Internship experience shapes young barrister’s career aspirations

Auckland-based barrister and Melbourne Law Masters student Yvonne Yue Wang recently undertook an internship at the British Institute of International and Comparative Law (the BIICL). Little did she know she would return home with a new vision for her legal career.


Yvonne applied in 2016 to undertake an international legal internship as a part of her studies towards a Master of Laws, in order to gain exposure to an area of law that lay outside her usual practice.

“There is a distinctive need for lawyers to consider different sub-disciplines of law in tandem, rather than in silos,” she says.

The International Legal Internship subject enables Masters students to undertake advanced legal research and analysis at a public interest or not-for-profit international institution or organisation.

Yvonne chose to apply to the BIICL because of its highly respected work in public international law and comparative legal studies.

“The BIICL provides informed, independent and practical legal analysis about contemporary issues on a global level,” she says.

To her delight, Yvonne was accepted by the BIICL as part of the Arthur Watts Fellowship in Public International Law. Upon her arrival in London, she was put to task in different aspects of the institute’s activities.

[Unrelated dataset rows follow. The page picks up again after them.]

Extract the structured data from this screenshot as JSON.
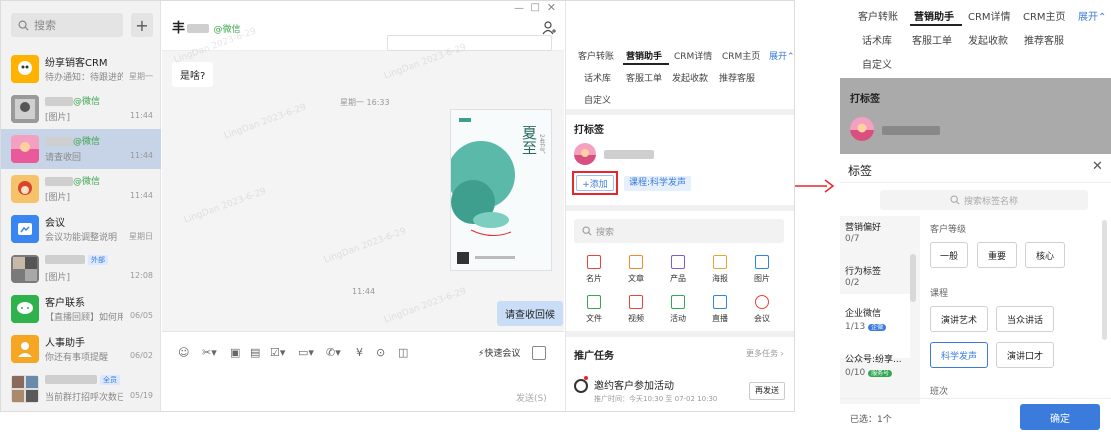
{
  "search": {
    "placeholder": "搜索"
  },
  "conversations": [
    {
      "title": "纷享销客CRM",
      "sub": "待办通知：待跟进的...",
      "time": "星期一"
    },
    {
      "tag": "@微信",
      "sub": "[图片]",
      "time": "11:44"
    },
    {
      "tag": "@微信",
      "sub": "请查收回",
      "time": "11:44"
    },
    {
      "tag": "@微信",
      "sub": "[图片]",
      "time": "11:44"
    },
    {
      "title": "会议",
      "sub": "会议功能调整说明",
      "time": "星期日"
    },
    {
      "badge": "外部",
      "sub": "[图片]",
      "time": "12:08"
    },
    {
      "title": "客户联系",
      "sub": "【直播回顾】如何用...",
      "time": "06/05"
    },
    {
      "title": "人事助手",
      "sub": "你还有事项提醒",
      "time": "06/02"
    },
    {
      "badge": "全员",
      "sub": "当前群打招呼次数已...",
      "time": "05/19"
    }
  ],
  "chat": {
    "header_name": "丰",
    "header_tag": "@微信",
    "msg_whathappen": "是啥?",
    "time_1": "星期一 16:33",
    "time_2": "11:44",
    "msg_received": "请查收回候",
    "poster_title": "夏至",
    "poster_sub": "24节气",
    "quick_meeting": "快速会议",
    "send": "发送(S)",
    "watermark": "LingDan 2023-6-29"
  },
  "sidebar": {
    "tabs_row1": [
      "客户转账",
      "营销助手",
      "CRM详情",
      "CRM主页",
      "展开"
    ],
    "tabs_row2": [
      "话术库",
      "客服工单",
      "发起收款",
      "推荐客服"
    ],
    "tabs_row3": [
      "自定义"
    ],
    "tag_title": "打标签",
    "add_btn": "+添加",
    "course_tag": "课程:科学发声",
    "search_placeholder": "搜索",
    "grid": [
      {
        "label": "名片",
        "color": "#e8443a"
      },
      {
        "label": "文章",
        "color": "#f08a2b"
      },
      {
        "label": "产品",
        "color": "#7b5cd6"
      },
      {
        "label": "海报",
        "color": "#f0a22b"
      },
      {
        "label": "图片",
        "color": "#2b86e8"
      },
      {
        "label": "文件",
        "color": "#32a852"
      },
      {
        "label": "视频",
        "color": "#e8443a"
      },
      {
        "label": "活动",
        "color": "#32a852"
      },
      {
        "label": "直播",
        "color": "#2b86e8"
      },
      {
        "label": "会议",
        "color": "#e8443a"
      }
    ],
    "push_title": "推广任务",
    "more_tasks": "更多任务",
    "task_title": "邀约客户参加活动",
    "task_time": "推广时间：今天10:30 至 07-02 10:30",
    "resend": "再发送"
  },
  "panel": {
    "tabs_row1": [
      "客户转账",
      "营销助手",
      "CRM详情",
      "CRM主页",
      "展开"
    ],
    "tabs_row2": [
      "话术库",
      "客服工单",
      "发起收款",
      "推荐客服"
    ],
    "tabs_row3": [
      "自定义"
    ],
    "tag_title": "打标签",
    "dialog_title": "标签",
    "search_placeholder": "搜索标签名称",
    "categories": [
      {
        "name": "营销偏好",
        "count": "0/7"
      },
      {
        "name": "行为标签",
        "count": "0/2"
      },
      {
        "name": "企业微信",
        "count": "1/13",
        "badge": "企微"
      },
      {
        "name": "公众号:纷享...",
        "count": "0/10",
        "badge": "服务号"
      }
    ],
    "group1_title": "客户等级",
    "group1_chips": [
      "一般",
      "重要",
      "核心"
    ],
    "group2_title": "课程",
    "group2_chips": [
      "演讲艺术",
      "当众讲话",
      "科学发声",
      "演讲口才"
    ],
    "group3_title": "班次",
    "selected": "已选：1个",
    "confirm": "确定"
  },
  "colors": {
    "accent": "#3a7bdc",
    "highlight": "#e8262b",
    "chat_bg": "#f4f4f4",
    "list_bg": "#f2f2f2"
  }
}
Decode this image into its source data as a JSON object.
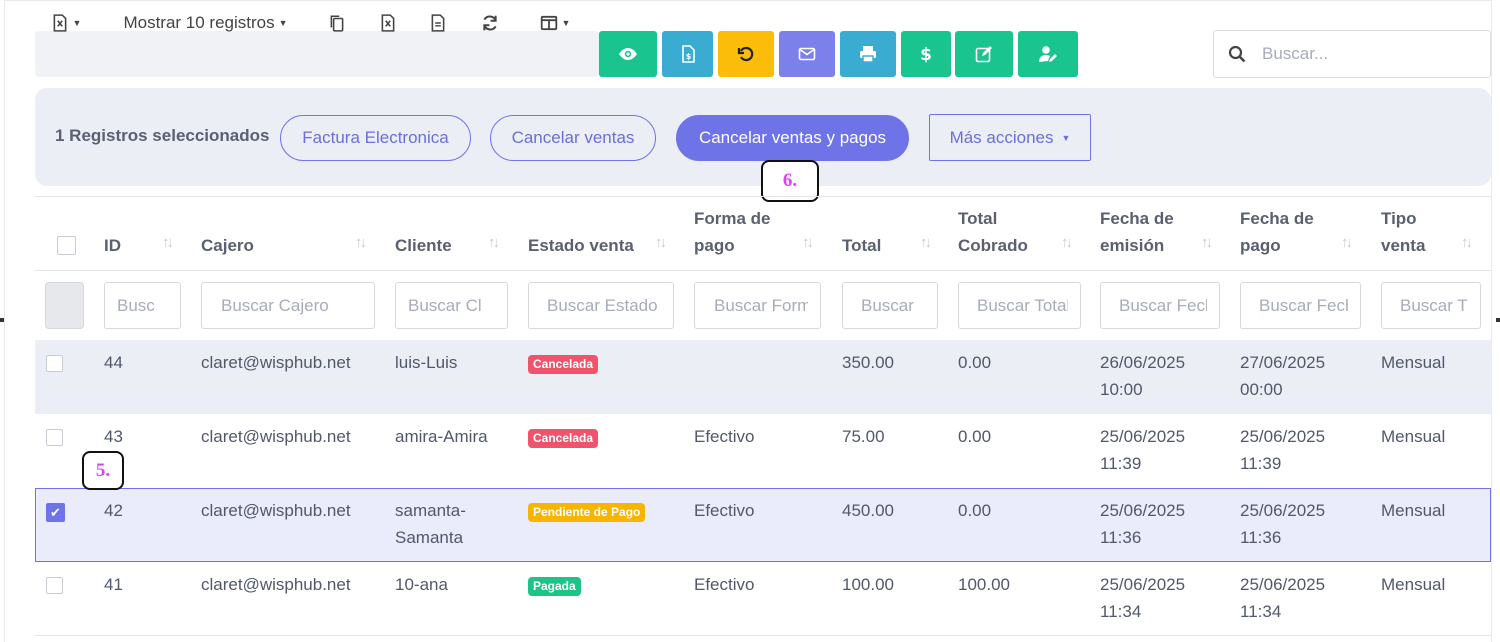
{
  "toolbar": {
    "registros_label": "Mostrar 10 registros"
  },
  "search": {
    "placeholder": "Buscar..."
  },
  "selection": {
    "count_text": "1 Registros seleccionados",
    "factura": "Factura Electronica",
    "cancelar": "Cancelar ventas",
    "cancelar_pagos": "Cancelar ventas y pagos",
    "mas": "Más acciones"
  },
  "callouts": {
    "a": "6.",
    "b": "5."
  },
  "columns": {
    "id": "ID",
    "cajero": "Cajero",
    "cliente": "Cliente",
    "estado_venta": "Estado venta",
    "forma_pago_1": "Forma de",
    "forma_pago_2": "pago",
    "total": "Total",
    "total_cobrado_1": "Total",
    "total_cobrado_2": "Cobrado",
    "fecha_emision_1": "Fecha de",
    "fecha_emision_2": "emisión",
    "fecha_pago_1": "Fecha de",
    "fecha_pago_2": "pago",
    "tipo_venta_1": "Tipo",
    "tipo_venta_2": "venta"
  },
  "filters": {
    "id": "Busc",
    "cajero": "Buscar Cajero",
    "cliente": "Buscar Cl",
    "estado": "Buscar Estado",
    "forma": "Buscar Forma",
    "total": "Buscar",
    "cobrado": "Buscar Total",
    "emision": "Buscar Fecha",
    "pago": "Buscar Fecha",
    "tipo": "Buscar Tipo"
  },
  "rows": [
    {
      "id": "44",
      "cajero": "claret@wisphub.net",
      "cliente_1": "luis-Luis",
      "cliente_2": "",
      "estado": "Cancelada",
      "forma": "",
      "total": "350.00",
      "cobrado": "0.00",
      "emision_1": "26/06/2025",
      "emision_2": "10:00",
      "pago_1": "27/06/2025",
      "pago_2": "00:00",
      "tipo": "Mensual"
    },
    {
      "id": "43",
      "cajero": "claret@wisphub.net",
      "cliente_1": "amira-Amira",
      "cliente_2": "",
      "estado": "Cancelada",
      "forma": "Efectivo",
      "total": "75.00",
      "cobrado": "0.00",
      "emision_1": "25/06/2025",
      "emision_2": "11:39",
      "pago_1": "25/06/2025",
      "pago_2": "11:39",
      "tipo": "Mensual"
    },
    {
      "id": "42",
      "cajero": "claret@wisphub.net",
      "cliente_1": "samanta-",
      "cliente_2": "Samanta",
      "estado": "Pendiente de Pago",
      "forma": "Efectivo",
      "total": "450.00",
      "cobrado": "0.00",
      "emision_1": "25/06/2025",
      "emision_2": "11:36",
      "pago_1": "25/06/2025",
      "pago_2": "11:36",
      "tipo": "Mensual"
    },
    {
      "id": "41",
      "cajero": "claret@wisphub.net",
      "cliente_1": "10-ana",
      "cliente_2": "",
      "estado": "Pagada",
      "forma": "Efectivo",
      "total": "100.00",
      "cobrado": "100.00",
      "emision_1": "25/06/2025",
      "emision_2": "11:34",
      "pago_1": "25/06/2025",
      "pago_2": "11:34",
      "tipo": "Mensual"
    }
  ],
  "colors": {
    "accent": "#6e73e7",
    "cancelada": "#f0546c",
    "pendiente": "#f7b500",
    "pagada": "#1dc487",
    "btn_green": "#19c48f",
    "btn_blue": "#3aabd1",
    "btn_yellow": "#fbbc0a",
    "btn_purple": "#7b80ea"
  }
}
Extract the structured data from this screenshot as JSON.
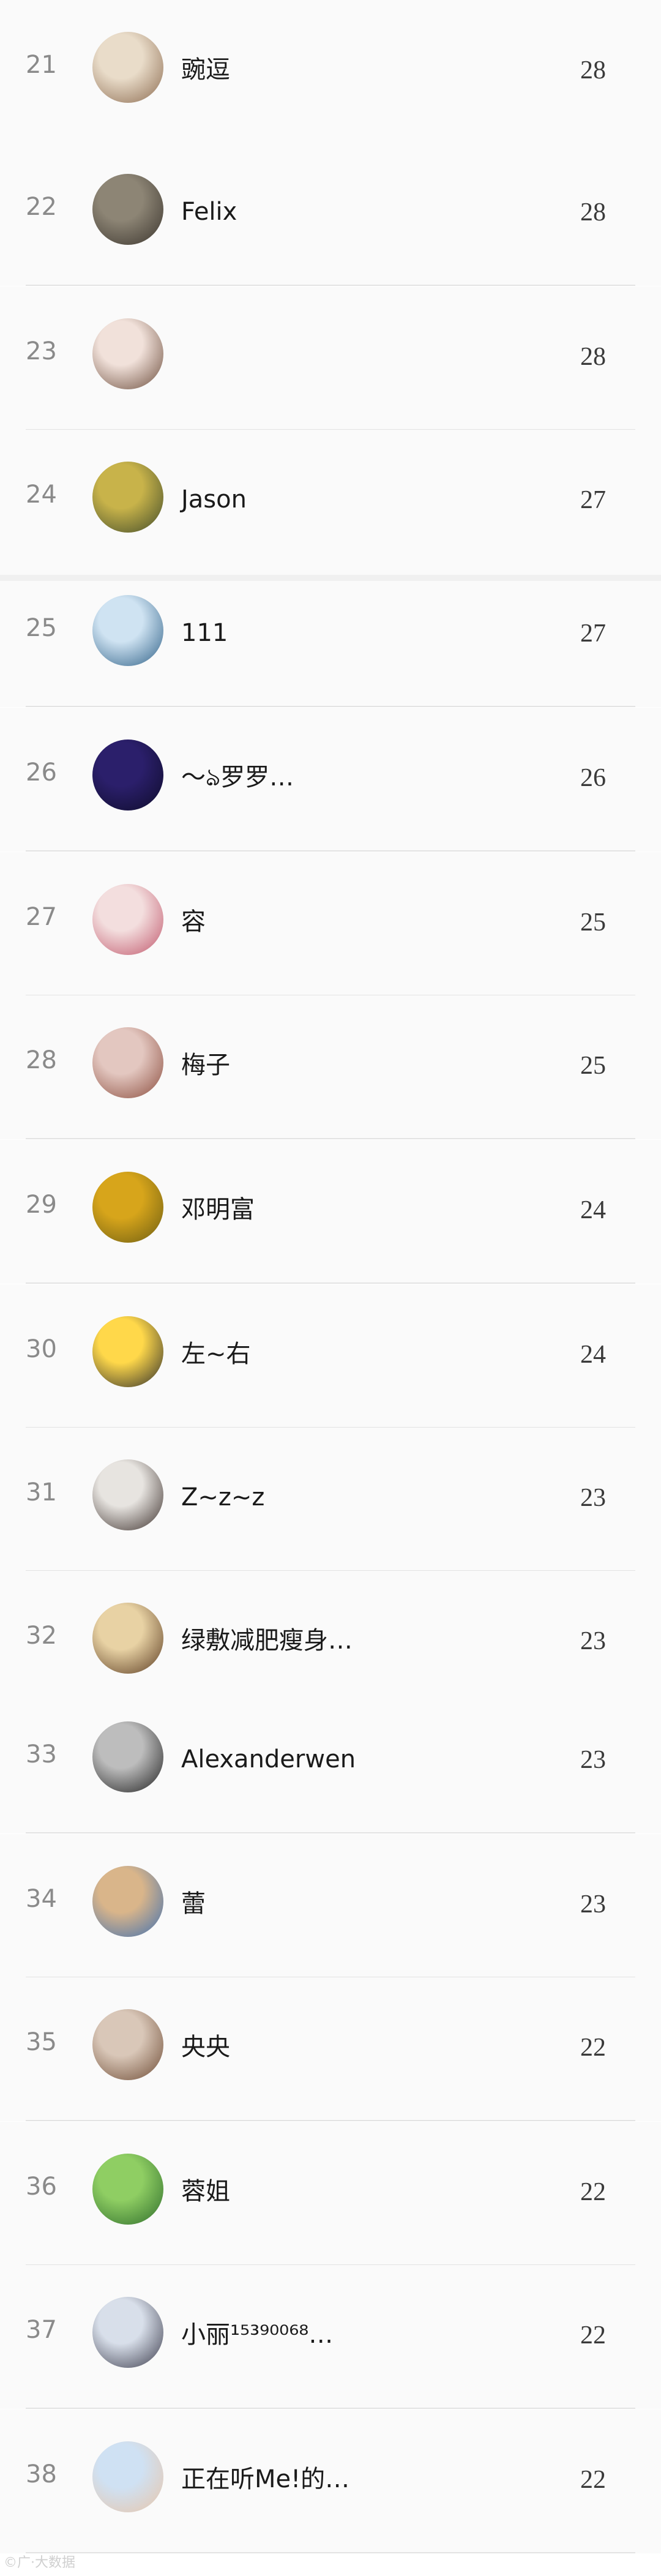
{
  "leaderboard": {
    "rows": [
      {
        "rank": "21",
        "name": "豌逗",
        "score": "28",
        "avatar_icon": "cat-avatar-icon",
        "avatar_colors": [
          "#e9dcc9",
          "#8b6a4f"
        ]
      },
      {
        "rank": "22",
        "name": "Felix",
        "score": "28",
        "avatar_icon": "cat-avatar-icon",
        "avatar_colors": [
          "#8d8575",
          "#3a342d"
        ]
      },
      {
        "rank": "23",
        "name": "",
        "score": "28",
        "avatar_icon": "person-avatar-icon",
        "avatar_colors": [
          "#f1e1da",
          "#6b4c3b"
        ]
      },
      {
        "rank": "24",
        "name": "Jason",
        "score": "27",
        "avatar_icon": "family-avatar-icon",
        "avatar_colors": [
          "#c8b34a",
          "#3f4a2a"
        ]
      },
      {
        "rank": "25",
        "name": "111",
        "score": "27",
        "avatar_icon": "person-avatar-icon",
        "avatar_colors": [
          "#cfe3f2",
          "#2d5f86"
        ]
      },
      {
        "rank": "26",
        "name": "〜ঌ罗罗…",
        "score": "26",
        "avatar_icon": "night-scene-avatar-icon",
        "avatar_colors": [
          "#2b1f6b",
          "#0e0c2a"
        ]
      },
      {
        "rank": "27",
        "name": "容",
        "score": "25",
        "avatar_icon": "flower-avatar-icon",
        "avatar_colors": [
          "#f3dede",
          "#c0556a"
        ]
      },
      {
        "rank": "28",
        "name": "梅子",
        "score": "25",
        "avatar_icon": "person-avatar-icon",
        "avatar_colors": [
          "#e3c7c0",
          "#8a4b3c"
        ]
      },
      {
        "rank": "29",
        "name": "邓明富",
        "score": "24",
        "avatar_icon": "flower-field-avatar-icon",
        "avatar_colors": [
          "#d7a51b",
          "#6b5c12"
        ]
      },
      {
        "rank": "30",
        "name": "左~右",
        "score": "24",
        "avatar_icon": "minion-avatar-icon",
        "avatar_colors": [
          "#ffd84a",
          "#2b2b2b"
        ]
      },
      {
        "rank": "31",
        "name": "Z~z~z",
        "score": "23",
        "avatar_icon": "plush-toy-avatar-icon",
        "avatar_colors": [
          "#e7e4e0",
          "#3a2e2a"
        ]
      },
      {
        "rank": "32",
        "name": "绿敷减肥瘦身…",
        "score": "23",
        "avatar_icon": "person-avatar-icon",
        "avatar_colors": [
          "#e8d2a4",
          "#5a3a20"
        ]
      },
      {
        "rank": "33",
        "name": "Alexanderwen",
        "score": "23",
        "avatar_icon": "bw-photo-avatar-icon",
        "avatar_colors": [
          "#bdbdbd",
          "#1e1e1e"
        ]
      },
      {
        "rank": "34",
        "name": "蕾",
        "score": "23",
        "avatar_icon": "toy-avatar-icon",
        "avatar_colors": [
          "#d9b58a",
          "#3e6fb0"
        ]
      },
      {
        "rank": "35",
        "name": "央央",
        "score": "22",
        "avatar_icon": "object-avatar-icon",
        "avatar_colors": [
          "#d9c7b8",
          "#6d4a33"
        ]
      },
      {
        "rank": "36",
        "name": "蓉姐",
        "score": "22",
        "avatar_icon": "cartoon-avatar-icon",
        "avatar_colors": [
          "#8fce63",
          "#2d6b2b"
        ]
      },
      {
        "rank": "37",
        "name": "小丽¹⁵³⁹⁰⁰⁶⁸…",
        "score": "22",
        "avatar_icon": "person-avatar-icon",
        "avatar_colors": [
          "#d8dfea",
          "#3a3a4a"
        ]
      },
      {
        "rank": "38",
        "name": "正在听Me!的…",
        "score": "22",
        "avatar_icon": "person-avatar-icon",
        "avatar_colors": [
          "#cfe1f3",
          "#e8c5a9"
        ]
      }
    ]
  },
  "footer": {
    "watermark": "©广·大数据"
  }
}
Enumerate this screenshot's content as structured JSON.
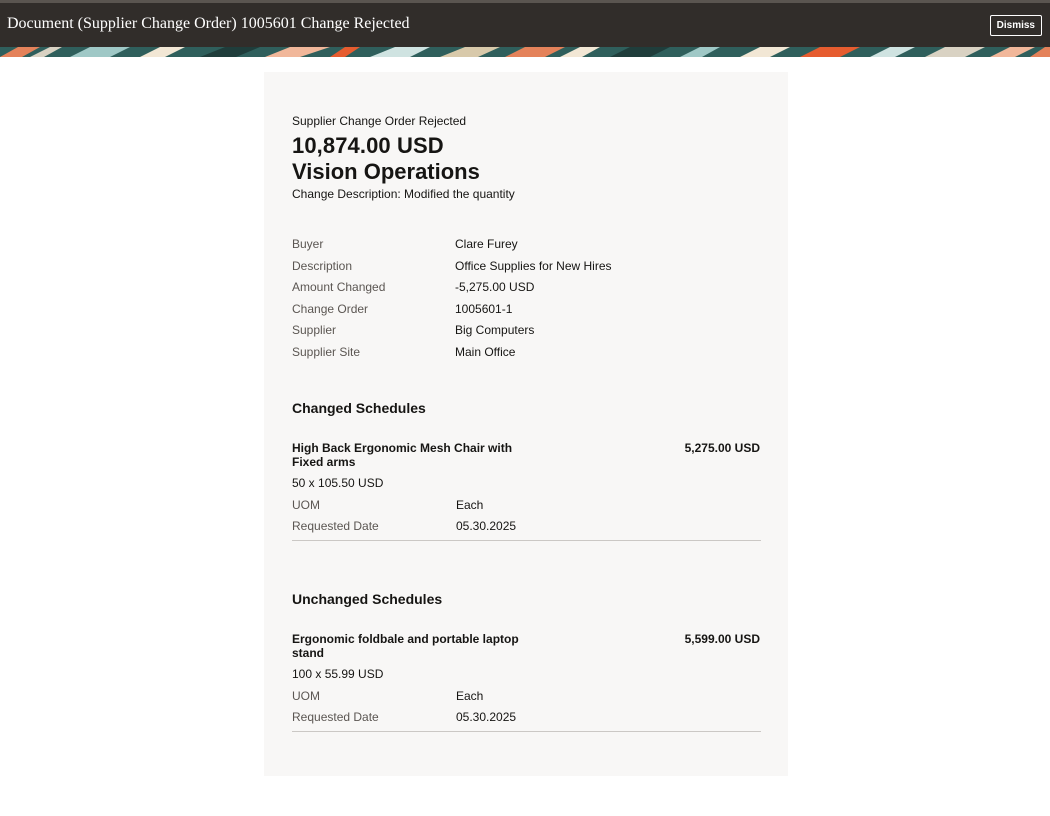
{
  "header": {
    "title": "Document (Supplier Change Order) 1005601 Change Rejected",
    "dismiss_label": "Dismiss"
  },
  "summary": {
    "eyebrow": "Supplier Change Order Rejected",
    "amount": "10,874.00 USD",
    "organization": "Vision Operations",
    "change_description": "Change Description: Modified the quantity"
  },
  "details": [
    {
      "label": "Buyer",
      "value": "Clare Furey"
    },
    {
      "label": "Description",
      "value": "Office Supplies for New Hires"
    },
    {
      "label": "Amount Changed",
      "value": "-5,275.00 USD"
    },
    {
      "label": "Change Order",
      "value": "1005601-1"
    },
    {
      "label": "Supplier",
      "value": "Big Computers"
    },
    {
      "label": "Supplier Site",
      "value": "Main Office"
    }
  ],
  "changed_schedules": {
    "heading": "Changed Schedules",
    "items": [
      {
        "name": "High Back Ergonomic Mesh Chair with Fixed arms",
        "total": "5,275.00 USD",
        "quantity_price": "50 x 105.50 USD",
        "uom_label": "UOM",
        "uom": "Each",
        "requested_date_label": "Requested Date",
        "requested_date": "05.30.2025"
      }
    ]
  },
  "unchanged_schedules": {
    "heading": "Unchanged Schedules",
    "items": [
      {
        "name": "Ergonomic foldbale and portable laptop stand",
        "total": "5,599.00 USD",
        "quantity_price": "100 x 55.99 USD",
        "uom_label": "UOM",
        "uom": "Each",
        "requested_date_label": "Requested Date",
        "requested_date": "05.30.2025"
      }
    ]
  },
  "colors": {
    "header_bg": "#312d2a",
    "card_bg": "#f8f7f6",
    "label_text": "#5b5652",
    "divider": "#cbc8c5"
  }
}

“I was part of the team who drafted the event report for the two-day conference on Dialogues between International and Public Law”, she says.

“The conference was the culmination of the first five years of collaboration between the BIICL and the MLS. In addition, I assisted in the preparation of other BIICL events.”

“I was also required to write a research memorandum for the Arthur Watts Senior Research Fellow, Ms Jill Barrett.

“The focus was on the human rights duties owed by private actors in domestic legal systems, as well as on a supra-national or global level.”

Having previously considered the issue of potential remedies for the victims of human rights violations committed by trans-national corporations as part of her Master studies, Yvonne had to formulate the conceptual arguments for and against the developments of horizontal human right duties.

“The lack of effective remedies for the violation of human rights suffered by individuals as a result of the action by other private actors, especially at the transnational level, desperately calls for more creative legal solutions,” she says.

In fact, Yvonne is now considering following her passion for public international law and human rights law all the way back to London.

“Upon graduation, I will be interested in applying for London-based positions with a focus on public international law,” she says.

“I am also interested in completing a PhD in public international law or human rights law.”

More broadly, her internship also challenged her perception of what it means to be a good lawyer.

“I find that in practice, there is a tendency for the majority of lawyers, myself included, to operate within the neatly constructed boxes of our own specialisations,” she says.

“The internship was a good reminder that a modern lawyer is expected to constantly learn and grow.”

For Yvonne, however, the most rewarding part of the internship was discovering – and becoming a part of – the international community of lawyers and scholars.

“It is at once gratifying and reassuring to find others being passionate about the law and how it should be developed on a global level,” she says.

“It has been an extremely humbling and rewarding experience.”